Who could have imagined the depth of a mother’s love and what a fine young man he would be.
Although Maurice Chevalier sang about girls, I also would sing
Thank Heaven for little boys.
And the big boys they grow into.
How is it that your son is having a ‘big birthday’ and you look like you did 15 minutes after you delivered him?? Happy Birthday to Elliot and mazel-tov to his beautiful Mom.
Nancy, you make me laugh!
I now find myself wondering as a Mom of adult children how my own Mom recalls the birth/growth of her own three offspring! Your mention of Richard Scarry is also a family tradition, first my brothers were fans, then my kids and their many books are here to pass on someday. My David, 21 this March , recalled with us some of the memories of the past 21 including legos and Richard Scarry, and we gave him JK Rowling’s now adult novel. Books are part of our experience and connection to the days that were! Congrats Debra, you made it through and the beyond is now.
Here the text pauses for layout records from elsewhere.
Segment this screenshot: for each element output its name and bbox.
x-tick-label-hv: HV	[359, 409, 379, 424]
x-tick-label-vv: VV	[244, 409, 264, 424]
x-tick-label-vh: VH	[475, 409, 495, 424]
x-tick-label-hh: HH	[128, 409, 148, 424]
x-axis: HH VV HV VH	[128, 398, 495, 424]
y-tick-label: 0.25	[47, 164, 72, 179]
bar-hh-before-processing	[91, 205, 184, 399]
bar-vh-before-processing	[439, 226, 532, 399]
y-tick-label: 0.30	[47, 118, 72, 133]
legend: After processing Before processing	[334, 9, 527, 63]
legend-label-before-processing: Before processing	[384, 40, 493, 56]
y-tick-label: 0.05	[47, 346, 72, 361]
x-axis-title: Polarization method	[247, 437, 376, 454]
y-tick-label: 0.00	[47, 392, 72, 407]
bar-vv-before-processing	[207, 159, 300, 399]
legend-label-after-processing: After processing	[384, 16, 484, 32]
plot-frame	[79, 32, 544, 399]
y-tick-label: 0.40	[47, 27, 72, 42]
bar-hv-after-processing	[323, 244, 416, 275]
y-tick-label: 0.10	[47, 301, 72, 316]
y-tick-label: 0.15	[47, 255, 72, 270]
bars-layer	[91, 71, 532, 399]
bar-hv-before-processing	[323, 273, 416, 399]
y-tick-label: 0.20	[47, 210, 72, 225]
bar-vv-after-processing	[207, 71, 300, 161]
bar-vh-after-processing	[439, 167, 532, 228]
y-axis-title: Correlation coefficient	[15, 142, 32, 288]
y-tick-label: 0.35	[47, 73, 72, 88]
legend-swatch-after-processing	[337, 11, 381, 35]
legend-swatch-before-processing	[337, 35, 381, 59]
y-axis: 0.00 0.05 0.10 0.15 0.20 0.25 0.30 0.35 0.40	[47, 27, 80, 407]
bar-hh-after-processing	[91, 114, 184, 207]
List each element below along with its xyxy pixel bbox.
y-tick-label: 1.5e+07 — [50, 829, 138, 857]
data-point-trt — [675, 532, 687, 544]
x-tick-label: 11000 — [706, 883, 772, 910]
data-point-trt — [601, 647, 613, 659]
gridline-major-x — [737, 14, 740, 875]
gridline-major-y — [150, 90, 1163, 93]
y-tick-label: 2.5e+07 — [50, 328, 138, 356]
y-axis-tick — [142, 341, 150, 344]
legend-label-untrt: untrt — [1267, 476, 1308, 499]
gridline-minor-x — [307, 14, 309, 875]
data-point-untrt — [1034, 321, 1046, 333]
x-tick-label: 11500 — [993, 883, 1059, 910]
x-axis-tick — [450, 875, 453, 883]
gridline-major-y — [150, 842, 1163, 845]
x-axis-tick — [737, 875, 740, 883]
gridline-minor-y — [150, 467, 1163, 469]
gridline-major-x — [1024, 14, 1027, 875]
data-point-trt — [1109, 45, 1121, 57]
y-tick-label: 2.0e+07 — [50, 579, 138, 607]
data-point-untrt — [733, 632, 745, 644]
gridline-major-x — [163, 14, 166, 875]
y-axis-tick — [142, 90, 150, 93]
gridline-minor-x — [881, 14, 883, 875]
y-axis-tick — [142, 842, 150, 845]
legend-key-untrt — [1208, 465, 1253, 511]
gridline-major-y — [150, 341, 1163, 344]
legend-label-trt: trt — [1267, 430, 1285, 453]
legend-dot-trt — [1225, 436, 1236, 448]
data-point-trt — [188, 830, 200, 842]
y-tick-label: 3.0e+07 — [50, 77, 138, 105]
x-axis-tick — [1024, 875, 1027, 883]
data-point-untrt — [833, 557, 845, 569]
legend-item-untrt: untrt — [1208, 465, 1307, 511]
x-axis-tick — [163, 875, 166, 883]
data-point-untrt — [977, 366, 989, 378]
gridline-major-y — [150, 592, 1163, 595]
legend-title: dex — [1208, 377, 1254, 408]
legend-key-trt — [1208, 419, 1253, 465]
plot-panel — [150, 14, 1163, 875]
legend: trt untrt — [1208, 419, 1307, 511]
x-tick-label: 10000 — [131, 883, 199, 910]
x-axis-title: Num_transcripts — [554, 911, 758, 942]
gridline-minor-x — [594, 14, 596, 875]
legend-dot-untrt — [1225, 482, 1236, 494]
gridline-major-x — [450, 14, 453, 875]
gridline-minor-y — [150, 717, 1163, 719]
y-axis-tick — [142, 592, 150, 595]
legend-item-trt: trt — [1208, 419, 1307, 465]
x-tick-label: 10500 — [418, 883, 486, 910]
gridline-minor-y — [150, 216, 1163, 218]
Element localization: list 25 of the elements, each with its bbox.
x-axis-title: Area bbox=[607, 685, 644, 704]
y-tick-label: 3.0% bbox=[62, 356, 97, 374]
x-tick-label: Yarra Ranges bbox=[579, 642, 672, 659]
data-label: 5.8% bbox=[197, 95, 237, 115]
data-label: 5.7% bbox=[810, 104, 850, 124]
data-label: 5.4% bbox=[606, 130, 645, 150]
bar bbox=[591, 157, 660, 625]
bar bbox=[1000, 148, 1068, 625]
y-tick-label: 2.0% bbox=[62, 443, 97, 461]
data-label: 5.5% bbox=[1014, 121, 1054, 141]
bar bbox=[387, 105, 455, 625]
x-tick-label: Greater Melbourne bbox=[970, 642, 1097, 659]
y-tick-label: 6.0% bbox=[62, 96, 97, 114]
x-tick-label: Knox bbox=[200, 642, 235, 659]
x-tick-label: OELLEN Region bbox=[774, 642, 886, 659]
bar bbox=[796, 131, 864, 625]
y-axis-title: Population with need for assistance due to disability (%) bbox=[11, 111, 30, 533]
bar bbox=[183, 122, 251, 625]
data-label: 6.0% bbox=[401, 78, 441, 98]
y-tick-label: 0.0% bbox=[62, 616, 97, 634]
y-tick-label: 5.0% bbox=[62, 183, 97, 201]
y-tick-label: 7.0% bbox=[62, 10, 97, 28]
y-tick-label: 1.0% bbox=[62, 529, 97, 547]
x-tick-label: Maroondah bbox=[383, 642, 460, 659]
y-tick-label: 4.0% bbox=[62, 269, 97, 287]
Loved this post. As you know, I am the mother of a grown son, who’s now 29. I loved the whole experience of parenting a boy, but it was also a challenge at times. Am so proud of my “boy” today and cannot believe how fast the years fly. I am also an admirer of Robert Wicks, whose work I discovered in the book store on the U of Notre Dame campus, back when my son was a student there. Always found his work to be very accessible, powerful, good.